公司概述
Haemonetics Corporation operates as a medical technology enterprise that provides a comprehensive suite of hospital technology solutions, specifically focusing on automated plasma collection systems, donor management software, and supporting software solutions like NexSys PCS and PCS2, both within the United States and internationally. The company functions within the healthcare sector and the medical devices industry, positioning itself to address critical needs in blood plasma processing and donor tracking across global markets. In terms of scale, Haemonetics maintains a market capitalization of $2.73 billion, generates annual revenue of $1.32 billion, and employs a workforce of 3,023 individuals. These financial dimensions and operational metrics indicate that the company holds a substantial presence in the specialized plasma collection market, reflecting a mature business model with significant installed base and recurring revenue potential derived from its extensive network of hospital clients.
财务健康
The company reported a trailing twelve-month revenue of $1.32 billion with a corresponding net income of $175.44 million and an EBITDA of $364.90 million, illustrating a distinct gap between top-line revenue and bottom-line earnings that reveals a substantial cost structure involving cost of goods sold, operating expenses, and taxes. Beyond net income, the firm generated free cash flow of $335.05 million, which signifies strong financial flexibility to fund operations, service existing debt obligations, or pursue strategic capital allocation without immediate reliance on external financing. Profitability analysis across three key margins shows a gross margin of 60.2%, an operating margin of 21.0%, and a profit margin of 13.3%, where the high gross margin reflects the capital-intensive nature of plasma collection hardware while the spread to operating and profit margins highlights the significant scale of operational overhead and tax burdens.
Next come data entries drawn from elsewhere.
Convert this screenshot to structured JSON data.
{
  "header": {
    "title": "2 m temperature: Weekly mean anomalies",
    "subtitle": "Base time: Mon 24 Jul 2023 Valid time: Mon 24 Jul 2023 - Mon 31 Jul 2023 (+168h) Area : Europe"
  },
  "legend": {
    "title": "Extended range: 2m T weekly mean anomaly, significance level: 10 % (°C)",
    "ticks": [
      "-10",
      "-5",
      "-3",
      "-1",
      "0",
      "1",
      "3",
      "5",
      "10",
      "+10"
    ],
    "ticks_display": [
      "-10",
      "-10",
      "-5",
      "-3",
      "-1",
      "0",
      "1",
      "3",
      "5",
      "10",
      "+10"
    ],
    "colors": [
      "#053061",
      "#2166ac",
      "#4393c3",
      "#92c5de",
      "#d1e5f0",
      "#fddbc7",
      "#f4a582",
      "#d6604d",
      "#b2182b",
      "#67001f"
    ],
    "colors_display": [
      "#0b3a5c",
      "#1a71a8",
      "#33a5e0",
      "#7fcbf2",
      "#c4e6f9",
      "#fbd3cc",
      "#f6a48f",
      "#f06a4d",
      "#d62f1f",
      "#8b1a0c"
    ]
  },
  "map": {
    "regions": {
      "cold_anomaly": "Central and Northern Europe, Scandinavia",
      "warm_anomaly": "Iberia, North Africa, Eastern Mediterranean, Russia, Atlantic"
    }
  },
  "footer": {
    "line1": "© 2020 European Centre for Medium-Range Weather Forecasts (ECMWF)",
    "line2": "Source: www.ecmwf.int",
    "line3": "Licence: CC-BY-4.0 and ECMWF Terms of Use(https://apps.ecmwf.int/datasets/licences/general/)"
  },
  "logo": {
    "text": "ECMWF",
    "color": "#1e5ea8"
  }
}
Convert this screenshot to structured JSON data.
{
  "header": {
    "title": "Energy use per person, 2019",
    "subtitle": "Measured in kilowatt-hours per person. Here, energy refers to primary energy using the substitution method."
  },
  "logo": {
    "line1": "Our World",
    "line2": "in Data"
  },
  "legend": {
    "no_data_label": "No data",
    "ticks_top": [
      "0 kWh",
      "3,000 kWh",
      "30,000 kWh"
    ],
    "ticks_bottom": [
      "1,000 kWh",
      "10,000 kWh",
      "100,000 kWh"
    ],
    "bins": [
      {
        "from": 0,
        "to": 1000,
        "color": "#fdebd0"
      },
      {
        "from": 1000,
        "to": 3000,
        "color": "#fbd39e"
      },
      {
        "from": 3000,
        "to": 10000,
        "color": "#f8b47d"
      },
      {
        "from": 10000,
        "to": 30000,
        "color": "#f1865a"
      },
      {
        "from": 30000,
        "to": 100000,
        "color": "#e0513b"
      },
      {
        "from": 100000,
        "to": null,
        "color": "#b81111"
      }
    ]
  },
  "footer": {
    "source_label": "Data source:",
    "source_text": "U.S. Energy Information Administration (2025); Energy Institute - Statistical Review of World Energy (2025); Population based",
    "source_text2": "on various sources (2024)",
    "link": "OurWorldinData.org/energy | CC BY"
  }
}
Regarding leverage, total debt stands at $1.23 billion against cash reserves of $363.56 million, resulting in a debt-to-equity ratio of 134.40, which characterizes the balance sheet as highly leveraged given that debt significantly exceeds liquid cash holdings. Liquidity position is assessed via a current ratio of 1.75, indicating that current assets are more than 1.75 times current liabilities and suggesting adequate coverage for short-term obligations despite the high leverage profile. Return metrics demonstrate a return on equity of 19.3% and a return on assets of 6.4%, revealing that management is generating efficient returns on shareholder equity while asset turnover remains moderate relative to the equity base.
估值评估
Valuation multiples for Haemonetics include a trailing P/E ratio of 16.09 and a forward P/E of 11.01, where the notable contraction between these figures implies an expectation of significant earnings acceleration in future periods relative to current performance. The price-to-book ratio stands at 3.00, indicating that the market prices the company at three times its book value, suggesting a premium assigned to its intangible assets, proprietary technology, and market position beyond the tangible capital employed. Alternative valuation perspectives are provided by a price-to-sales ratio of 2.07 and an EV/EBITDA of 9.80, which collectively suggest the stock is priced reasonably relative to revenue and earnings power when adjusted for enterprise value. Price action over the last year is bounded by a 52-week high of $87.32 and a 52-week low of $47.32, and without the specific current share price in the provided facts, the relative trading position can only be described as fluctuating within this established volatility range. The stock exhibits a beta of 0.36, which indicates that its price volatility is substantially lower than the broader market, behaving as a defensive position that moves less aggressively than the overall equity index during market swings.
Growth & Income
Growth dynamics are defined by a revenue growth rate of -2.7% year-over-year contrasted with an earnings growth rate of 28.4% year-over-year, demonstrating that earnings are expanding at a pace significantly faster than revenue, likely driven by margin expansion, cost efficiencies, or favorable product mix rather than top-line volume growth. Regarding income distribution, the company has a dividend yield of N/A and a payout ratio of 0.0%, confirming that it does not distribute dividends to shareholders and retains all earnings for internal reinvestment. This retention strategy aligns with the non-dividend payer profile, allowing the firm to reinvest earnings into research and development, capital expenditures, and debt reduction rather than paying out cash to investors. Consequently, the overall growth and income profile presents a scenario of capital appreciation potential driven by earnings per share expansion and operational leverage, devoid of current income yield support.